In the ad, images showing the head and shoulders and the whole figure with space around it appear the most 
frequently, accompanied by occasional long shot. The rare showing of intimate distance and detachment is by no 
means a coincidence. In some ads, in order to enhance the feeling of involvement and intimacy, a close shot is 
employed. In other cases, a long shot is employed, and although the represented participants are looking at the 
viewers, the distance weakens the impact on us. 

In the Tmall ad, however, not all scenes are shot at close distance, instead, medium shot and medium long shot 
are used more frequently along with occasional appearance of other sizes of frame. Beside, flexible camera 
movement between close and long shot appears frequently. Several reasons can be concluded based on the aim 
and feature of the ad: (1) the ad attempts to form the atmosphere of joyfulness by sketching in the details of 
every scene, in this case, the ad does not only try to capture the revealing of individual feelings, but more 
importantly, heighten the over-all joyous and appealing atmosphere of the very special day, apart from building 
up and spreading the spirit, as a commercial, it is also important to trigger acquisition, thus (2) the delicate 
distance between the represented participants and viewer in most scenes, to a certain extent, prevents the viewers 
from immersing themselves fully in the scene the ad created as the viewers are watching at a far social distance, 
in other words, the distance of the ‘stranger’. The fact that the image brought by the passionate ad alone cannot 
fulfill the viewers’ craving for fulfillment subconsciously trigger the buying behavior.
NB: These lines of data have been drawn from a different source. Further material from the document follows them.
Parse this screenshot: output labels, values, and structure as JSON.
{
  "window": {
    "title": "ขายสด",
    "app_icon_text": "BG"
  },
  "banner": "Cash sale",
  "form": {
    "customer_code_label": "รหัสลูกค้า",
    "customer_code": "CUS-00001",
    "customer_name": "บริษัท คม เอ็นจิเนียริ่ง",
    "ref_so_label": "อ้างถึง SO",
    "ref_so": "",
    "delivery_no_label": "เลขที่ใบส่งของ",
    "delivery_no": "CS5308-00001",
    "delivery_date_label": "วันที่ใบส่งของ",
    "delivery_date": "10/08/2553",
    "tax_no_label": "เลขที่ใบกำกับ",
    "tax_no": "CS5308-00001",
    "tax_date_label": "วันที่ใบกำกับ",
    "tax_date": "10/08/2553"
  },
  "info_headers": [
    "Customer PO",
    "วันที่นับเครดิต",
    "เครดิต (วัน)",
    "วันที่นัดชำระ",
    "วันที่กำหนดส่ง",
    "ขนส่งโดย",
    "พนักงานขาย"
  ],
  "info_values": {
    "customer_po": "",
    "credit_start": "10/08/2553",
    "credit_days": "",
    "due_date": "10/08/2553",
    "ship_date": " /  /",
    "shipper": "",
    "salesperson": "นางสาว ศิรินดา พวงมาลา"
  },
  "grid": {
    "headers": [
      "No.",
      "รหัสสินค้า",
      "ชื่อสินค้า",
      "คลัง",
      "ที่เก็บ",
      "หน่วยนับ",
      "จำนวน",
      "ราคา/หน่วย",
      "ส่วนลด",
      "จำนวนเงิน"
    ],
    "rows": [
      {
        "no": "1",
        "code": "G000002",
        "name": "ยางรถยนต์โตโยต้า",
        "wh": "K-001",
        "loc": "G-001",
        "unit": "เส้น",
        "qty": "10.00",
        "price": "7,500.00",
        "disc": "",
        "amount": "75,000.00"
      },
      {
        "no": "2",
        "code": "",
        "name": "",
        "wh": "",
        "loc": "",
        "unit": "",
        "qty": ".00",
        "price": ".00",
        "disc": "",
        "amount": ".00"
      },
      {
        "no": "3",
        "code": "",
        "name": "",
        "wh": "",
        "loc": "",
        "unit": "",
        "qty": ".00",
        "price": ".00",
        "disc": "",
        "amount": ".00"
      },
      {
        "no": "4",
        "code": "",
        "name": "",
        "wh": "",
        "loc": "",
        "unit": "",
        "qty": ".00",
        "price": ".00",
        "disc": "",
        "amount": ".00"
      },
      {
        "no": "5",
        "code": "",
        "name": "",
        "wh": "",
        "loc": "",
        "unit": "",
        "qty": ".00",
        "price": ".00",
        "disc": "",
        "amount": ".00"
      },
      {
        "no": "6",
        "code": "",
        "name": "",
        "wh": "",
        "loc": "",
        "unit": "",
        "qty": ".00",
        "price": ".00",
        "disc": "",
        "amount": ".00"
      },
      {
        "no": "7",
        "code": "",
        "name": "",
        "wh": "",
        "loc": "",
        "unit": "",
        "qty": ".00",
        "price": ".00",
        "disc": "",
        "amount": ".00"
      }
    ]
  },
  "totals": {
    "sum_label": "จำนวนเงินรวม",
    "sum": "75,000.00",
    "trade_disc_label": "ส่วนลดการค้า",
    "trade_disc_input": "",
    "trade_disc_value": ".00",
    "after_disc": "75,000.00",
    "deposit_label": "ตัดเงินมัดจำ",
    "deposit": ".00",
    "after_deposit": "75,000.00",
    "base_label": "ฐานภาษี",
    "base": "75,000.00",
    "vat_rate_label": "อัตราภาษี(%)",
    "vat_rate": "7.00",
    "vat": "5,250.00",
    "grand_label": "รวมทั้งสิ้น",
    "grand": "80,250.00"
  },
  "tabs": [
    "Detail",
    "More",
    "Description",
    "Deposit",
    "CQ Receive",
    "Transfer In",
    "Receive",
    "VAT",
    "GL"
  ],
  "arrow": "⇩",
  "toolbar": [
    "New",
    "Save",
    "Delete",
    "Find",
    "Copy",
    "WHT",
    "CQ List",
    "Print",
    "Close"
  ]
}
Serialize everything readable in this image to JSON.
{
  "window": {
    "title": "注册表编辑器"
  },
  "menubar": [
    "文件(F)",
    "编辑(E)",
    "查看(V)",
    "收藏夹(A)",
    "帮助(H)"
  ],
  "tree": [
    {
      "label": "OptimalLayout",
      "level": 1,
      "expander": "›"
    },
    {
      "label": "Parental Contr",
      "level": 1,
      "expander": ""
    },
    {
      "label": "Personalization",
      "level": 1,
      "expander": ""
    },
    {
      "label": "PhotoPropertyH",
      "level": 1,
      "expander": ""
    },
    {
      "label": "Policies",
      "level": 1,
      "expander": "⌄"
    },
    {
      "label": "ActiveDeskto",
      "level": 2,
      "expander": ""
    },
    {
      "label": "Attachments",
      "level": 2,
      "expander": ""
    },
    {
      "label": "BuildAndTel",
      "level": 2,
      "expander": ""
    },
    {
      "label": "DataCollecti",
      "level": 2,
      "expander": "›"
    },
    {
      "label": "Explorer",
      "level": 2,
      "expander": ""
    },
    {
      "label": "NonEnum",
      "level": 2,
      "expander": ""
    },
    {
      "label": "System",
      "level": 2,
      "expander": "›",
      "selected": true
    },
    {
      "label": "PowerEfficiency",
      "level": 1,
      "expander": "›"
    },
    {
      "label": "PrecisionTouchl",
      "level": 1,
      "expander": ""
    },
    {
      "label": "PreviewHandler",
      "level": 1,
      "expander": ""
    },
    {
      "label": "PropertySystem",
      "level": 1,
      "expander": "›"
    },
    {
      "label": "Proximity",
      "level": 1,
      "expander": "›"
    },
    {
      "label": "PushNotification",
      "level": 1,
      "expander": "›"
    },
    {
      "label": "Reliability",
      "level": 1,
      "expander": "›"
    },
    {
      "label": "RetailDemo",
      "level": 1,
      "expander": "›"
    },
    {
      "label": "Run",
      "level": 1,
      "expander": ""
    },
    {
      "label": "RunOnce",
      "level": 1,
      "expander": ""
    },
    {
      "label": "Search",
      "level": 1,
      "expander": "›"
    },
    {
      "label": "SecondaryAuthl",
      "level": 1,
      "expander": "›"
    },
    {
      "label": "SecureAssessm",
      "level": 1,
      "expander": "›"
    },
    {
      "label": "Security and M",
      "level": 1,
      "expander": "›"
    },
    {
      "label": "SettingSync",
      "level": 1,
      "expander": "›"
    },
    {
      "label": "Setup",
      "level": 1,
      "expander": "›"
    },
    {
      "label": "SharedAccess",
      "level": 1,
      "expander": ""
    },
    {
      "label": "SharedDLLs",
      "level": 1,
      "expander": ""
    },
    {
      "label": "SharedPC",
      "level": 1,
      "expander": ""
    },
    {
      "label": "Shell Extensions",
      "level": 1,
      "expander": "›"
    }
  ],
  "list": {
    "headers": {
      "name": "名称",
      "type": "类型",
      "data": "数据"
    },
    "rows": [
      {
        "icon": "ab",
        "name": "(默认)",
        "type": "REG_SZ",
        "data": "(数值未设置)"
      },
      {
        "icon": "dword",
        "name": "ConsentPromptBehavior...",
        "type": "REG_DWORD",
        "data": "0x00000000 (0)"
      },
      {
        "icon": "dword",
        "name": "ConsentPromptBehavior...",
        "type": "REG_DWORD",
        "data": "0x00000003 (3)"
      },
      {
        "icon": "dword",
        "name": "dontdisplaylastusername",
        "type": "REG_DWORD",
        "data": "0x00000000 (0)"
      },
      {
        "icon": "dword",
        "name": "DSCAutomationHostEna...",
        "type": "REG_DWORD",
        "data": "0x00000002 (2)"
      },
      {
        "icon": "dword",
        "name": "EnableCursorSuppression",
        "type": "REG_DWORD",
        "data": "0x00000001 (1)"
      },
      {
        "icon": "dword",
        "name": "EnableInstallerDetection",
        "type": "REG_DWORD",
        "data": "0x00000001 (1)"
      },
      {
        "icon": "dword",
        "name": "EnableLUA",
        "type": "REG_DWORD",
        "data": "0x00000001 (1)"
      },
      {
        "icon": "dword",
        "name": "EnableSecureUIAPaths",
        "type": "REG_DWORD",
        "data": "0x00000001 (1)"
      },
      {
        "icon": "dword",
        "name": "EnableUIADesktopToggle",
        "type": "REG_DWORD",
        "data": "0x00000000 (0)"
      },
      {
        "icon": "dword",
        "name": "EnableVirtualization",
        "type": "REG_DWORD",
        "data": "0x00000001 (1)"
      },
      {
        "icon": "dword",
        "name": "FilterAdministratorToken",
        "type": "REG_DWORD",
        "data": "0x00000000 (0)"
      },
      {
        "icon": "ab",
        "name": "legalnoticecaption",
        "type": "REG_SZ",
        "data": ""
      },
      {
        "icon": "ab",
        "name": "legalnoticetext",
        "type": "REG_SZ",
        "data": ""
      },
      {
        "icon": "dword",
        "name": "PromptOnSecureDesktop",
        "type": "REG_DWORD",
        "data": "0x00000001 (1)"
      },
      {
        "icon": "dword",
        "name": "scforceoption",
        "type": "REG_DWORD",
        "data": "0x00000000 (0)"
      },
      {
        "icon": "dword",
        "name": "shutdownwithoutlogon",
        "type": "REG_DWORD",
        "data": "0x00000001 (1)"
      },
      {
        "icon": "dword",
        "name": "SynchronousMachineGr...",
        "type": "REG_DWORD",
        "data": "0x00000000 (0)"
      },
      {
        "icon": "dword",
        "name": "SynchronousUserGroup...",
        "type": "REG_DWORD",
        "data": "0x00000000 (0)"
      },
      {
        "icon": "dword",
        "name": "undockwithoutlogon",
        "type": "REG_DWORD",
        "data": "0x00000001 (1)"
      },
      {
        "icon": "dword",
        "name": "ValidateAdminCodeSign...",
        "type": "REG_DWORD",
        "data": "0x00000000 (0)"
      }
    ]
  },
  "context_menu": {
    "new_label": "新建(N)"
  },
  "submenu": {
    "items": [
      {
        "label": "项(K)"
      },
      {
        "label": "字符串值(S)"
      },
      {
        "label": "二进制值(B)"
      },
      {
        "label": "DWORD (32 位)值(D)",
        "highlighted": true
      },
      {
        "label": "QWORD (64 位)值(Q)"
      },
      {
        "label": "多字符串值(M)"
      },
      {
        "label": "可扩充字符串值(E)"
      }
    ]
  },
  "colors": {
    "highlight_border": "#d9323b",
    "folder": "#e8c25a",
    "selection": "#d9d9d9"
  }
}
It is also important that the 
distance is not so far as to create an unreachable sense for the audience, hence the long shot, which indicates 
public distance is rarely used. Thus, the images in the ad create a subtle distance, and in order to fill the gap, it is 
insinuated that the audience would need to make purchases; and (3) the frequent camera movement between 
close and long shot also plays a role in triggering consumption. In the ad, the movement of camera either zooms 
in from a long shot to close shot, or zoom out from presenting a scene showing several represented participants 
to the face or head of a specific represented participant. 

(3) Attitude 

Attitude discusses the relations between represented participants and the viewer, and the system of perspective 
realizes “attitude”, which is often socially determined, is usually realized by the selection of the angle. The 
selection of an angle, a ‘point of view’, implies the possibility of expressing subjective attitudes towards 
represented participants, human or otherwise (Kress & van Leeuwen, 2006, p. 129). 

Horizontal angle forms either a frontal or an oblique point of view, which respectively signifies different degree 
of involvement or detachment. Represented participant shown by frontal angle indicates that special attention 
need to be paid to him or her, participants shown by oblique angle, on the other hand, usually suggests otherwise. 
In the Tmall ad, frontal angle is widely used in the construction of images so that the audience has a greater 
feeling of being involved into the holiday atmosphere. However, there is one exception, in the scene depicting a 
wall of shaped holes filled with commodities (Figure 2), the represented participant is given a back view. This 
scene suggests us to pay more attention to the wall, meanwhile the woman does not only represent an individual 
who has specific identities, she become ‘us’, viewers of the ad.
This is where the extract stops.